Williams v. Williams

11 N.Y.S. 753 | N.Y. Sup. Ct. | 1890

O’Brien, J.

If the facts stated in the complaint were sufficient to constitute a cause of action as against the defendant, I am of opinion that the demurrer to the ninth and tenth defenses is well taken. As to the ninth paragraph of the answer, it does not tend to defeat or diminish plaintiff’s recovery, and therefore is not of the character specified in section 501 of the Code. Ho debt or amount whatever could impair plaintiff’s recovery, for the judgment he demands comprehends the whole estate, of which a debt due the estate from himself or any one else is a part.
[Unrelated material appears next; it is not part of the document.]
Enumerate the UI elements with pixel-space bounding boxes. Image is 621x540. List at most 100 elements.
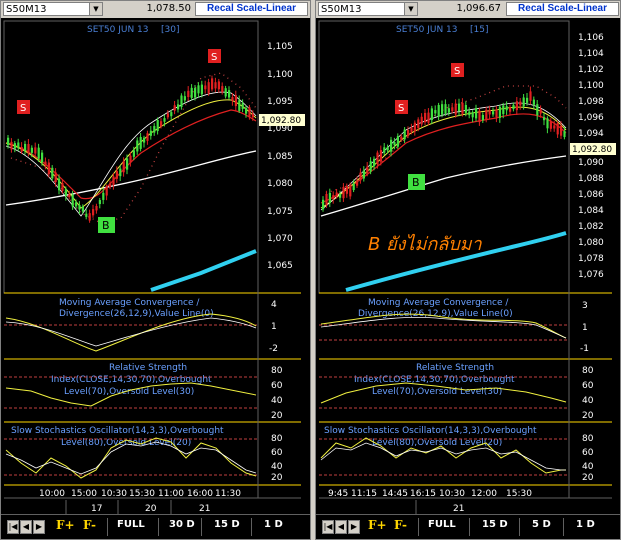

The tenth count in the answer does not state a counter-claim or defense. The facts stated do not constitute an estoppel against plaintiff, nor is it there alleged that he has released the estate from his claim, nor that his accounting before the surrogate bars his suit as res adjudícala. It might well be that these matters, if admitted as evidence, might have a tendency to show the reason for, and the improbability of, the present claim made by plaintiff, but as a defense, this count is clearly insufficient.

It has been settled, however, that upon the argument of a demurrer to an answer the defendant may raise the objection that the complaint itself does not state facts sufficient to constitute a cause of action, and such an objection, if well taken, is not only a complete answer to the demurrer, but should result in the dismissal of the complaint. In People v. Booth, 32 N. Y. 397, it was said: “On demurrer to an answer for insufficiency, the defendants are at liberty to attack the complaint upon the ground that it does not state facts sufficient to constitute a cause of action. ” See, also, Wilmore v. Flack, 16 Wkly. Dig. 236; Parsons v. Hayes, 50 N. Y. Super. Ct. 29; Graham v. Dunnigan, 6 Duer, 629.

The objection having been taken, therefore, the question is presented whether the action is properly brought against, the defendant as administratrix. The complaint alleges that for a consideration the intestate agreed that, should he die without wife or children, he would leave the income of his estate to his mother for life, and the whole estate upon her death, or, if she did not survive him, to the plaintiff, were he then living, otherwise to plaintiff’s children; that he died without wife or children, but did not fulfill his agree*756ment. Wherefore judgment is prayed for that the terms of the agreement be carried out.. It will thus be seen that this action is brought to recover, not a part, but the entire estate, consisting, as it may, for aught that appears in the complaint, of both real and personal property within this state. Such an action is not intended to affect the administration, but the distribution, of the estate. It is not a claim against, but to, the estate. In effect it is asking the court to make a will which, it is alleged, the decedent promised and failed to make. It seems reasonably free from doubt that .in such an action, the heirs at law and next of kin, and not the administratrix, are the real parties in interest, and therefore it should be as against them that the plaintiff should assert his claim. The complaint states a cause of action, therefore, which is good as against the heirs and next of kin, but which is bad as against the present defendant, whp is sued as administratrix. While, therefore, the plaintiff’s demurrer would have been sustained to the ninth and tenth defenses, there should be judgment for the defendant dismissing the complaint for a failure to state facts sufficient to constitute a cause of action, but with leave to serve an amended complaint upon payment of costs.